Daikokuco on January 4, 2013 at 9:00 PM
Can’t argue with that. They are both dancing and want to keep it that way for as long as possible.
Agreed. They won’t come out and say what exactly needs to be cut and by how much.
Closer to the truth is that they regard any increase as pointless because no tax increase will make up for what we are facing. It’s a spending problem, not a revenue problem.
sharrukin on January 4, 2013 at 9:02 PM
Retards on both sides need to realize the US is already socialist, and quite openly so. The democrats aren’t going to “bring socialism”, the Republicans aren’t going to stop it. Euroweenies need to stop pretending the US is some limited-government capitalist haven where the government is struggling to assert basic authority. The US is already socialist and has been for quite some time. Although the final months of the Bush years and ever since has really made it more clear to anyone who isn’t a lying and/or stupid partisan joke.

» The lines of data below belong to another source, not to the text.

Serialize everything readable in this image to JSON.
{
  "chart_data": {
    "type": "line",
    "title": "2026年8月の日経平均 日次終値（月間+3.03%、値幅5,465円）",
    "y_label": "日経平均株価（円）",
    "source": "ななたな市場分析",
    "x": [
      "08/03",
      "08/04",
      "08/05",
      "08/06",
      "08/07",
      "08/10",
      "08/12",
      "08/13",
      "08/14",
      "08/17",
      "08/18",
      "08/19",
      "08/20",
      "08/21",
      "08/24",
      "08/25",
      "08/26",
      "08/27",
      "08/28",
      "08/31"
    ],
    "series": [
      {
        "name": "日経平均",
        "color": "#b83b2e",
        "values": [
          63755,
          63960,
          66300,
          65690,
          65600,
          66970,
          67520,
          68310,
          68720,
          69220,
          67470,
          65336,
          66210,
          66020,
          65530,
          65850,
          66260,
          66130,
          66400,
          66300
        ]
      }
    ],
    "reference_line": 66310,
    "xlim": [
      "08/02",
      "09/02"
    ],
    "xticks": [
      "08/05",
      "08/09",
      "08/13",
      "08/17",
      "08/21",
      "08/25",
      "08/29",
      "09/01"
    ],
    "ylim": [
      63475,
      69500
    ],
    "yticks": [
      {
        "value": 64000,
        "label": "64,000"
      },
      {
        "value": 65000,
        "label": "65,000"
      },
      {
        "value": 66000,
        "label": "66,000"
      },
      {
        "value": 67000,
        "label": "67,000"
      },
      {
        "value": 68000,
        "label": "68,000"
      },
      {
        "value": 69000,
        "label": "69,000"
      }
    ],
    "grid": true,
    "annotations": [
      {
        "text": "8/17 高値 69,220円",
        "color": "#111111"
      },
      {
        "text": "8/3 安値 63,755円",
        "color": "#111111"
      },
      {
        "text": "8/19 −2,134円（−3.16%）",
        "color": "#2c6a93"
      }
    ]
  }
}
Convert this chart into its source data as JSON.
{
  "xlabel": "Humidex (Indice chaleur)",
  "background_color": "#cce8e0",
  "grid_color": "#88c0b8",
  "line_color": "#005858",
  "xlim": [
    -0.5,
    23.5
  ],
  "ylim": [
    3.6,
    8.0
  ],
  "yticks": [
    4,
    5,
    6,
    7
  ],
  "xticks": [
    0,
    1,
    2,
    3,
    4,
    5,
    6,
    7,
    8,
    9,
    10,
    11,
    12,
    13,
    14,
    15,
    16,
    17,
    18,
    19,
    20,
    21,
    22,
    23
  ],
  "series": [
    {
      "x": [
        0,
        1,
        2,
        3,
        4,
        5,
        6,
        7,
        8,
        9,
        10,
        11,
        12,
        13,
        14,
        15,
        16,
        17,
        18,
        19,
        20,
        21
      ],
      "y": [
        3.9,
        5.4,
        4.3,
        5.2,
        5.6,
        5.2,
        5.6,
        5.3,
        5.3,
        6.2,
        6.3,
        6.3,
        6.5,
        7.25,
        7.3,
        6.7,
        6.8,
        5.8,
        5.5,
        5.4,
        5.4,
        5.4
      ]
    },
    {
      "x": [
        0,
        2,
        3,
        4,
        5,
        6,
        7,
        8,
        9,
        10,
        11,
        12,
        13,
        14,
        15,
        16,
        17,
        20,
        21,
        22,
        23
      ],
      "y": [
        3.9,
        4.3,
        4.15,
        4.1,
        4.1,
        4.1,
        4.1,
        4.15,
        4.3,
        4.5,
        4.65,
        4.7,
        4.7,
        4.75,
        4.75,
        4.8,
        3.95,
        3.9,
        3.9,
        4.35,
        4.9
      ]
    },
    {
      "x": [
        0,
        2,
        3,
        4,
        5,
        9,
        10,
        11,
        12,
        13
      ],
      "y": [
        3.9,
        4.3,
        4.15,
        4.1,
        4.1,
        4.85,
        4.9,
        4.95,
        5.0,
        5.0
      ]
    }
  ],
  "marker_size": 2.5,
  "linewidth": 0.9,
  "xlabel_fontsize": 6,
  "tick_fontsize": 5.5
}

What is a country where the government owns major manufacturing companies and openly funds or itself IS entire sectors? What is a country where the financial actors are backed, funded, and servants of the government? What is a country whose government provides more handouts than any other country on earth,including “communist” China, socialist Europe, and the Soviet Union at its peak?
Daikokuco on January 4, 2013 at 9:12 PM
It’s by design.
BallisticBob on January 4, 2013 at 9:12 PM
Obama is the Economist’s boy. They endorsed him and now they whine?
Blake on January 4, 2013 at 9:33 PM
the most mendacious part of the left is the indirect ‘ownership’ of the means of production. They know that they can’t ‘own’ the productive parts of the economy…however they can tell them what to do and when to do it.
and the best part, the joyous part, is that when those light bulbs don’t work that’s the evil corporations’ fault
combine that with the punitive nature of the Left and you get a man-made disaster…and a very large bill
r keller on January 4, 2013 at 9:39 PM
there is no magic compromise that fixes the mess. proclaiming the middle ground good is a hard left tactic.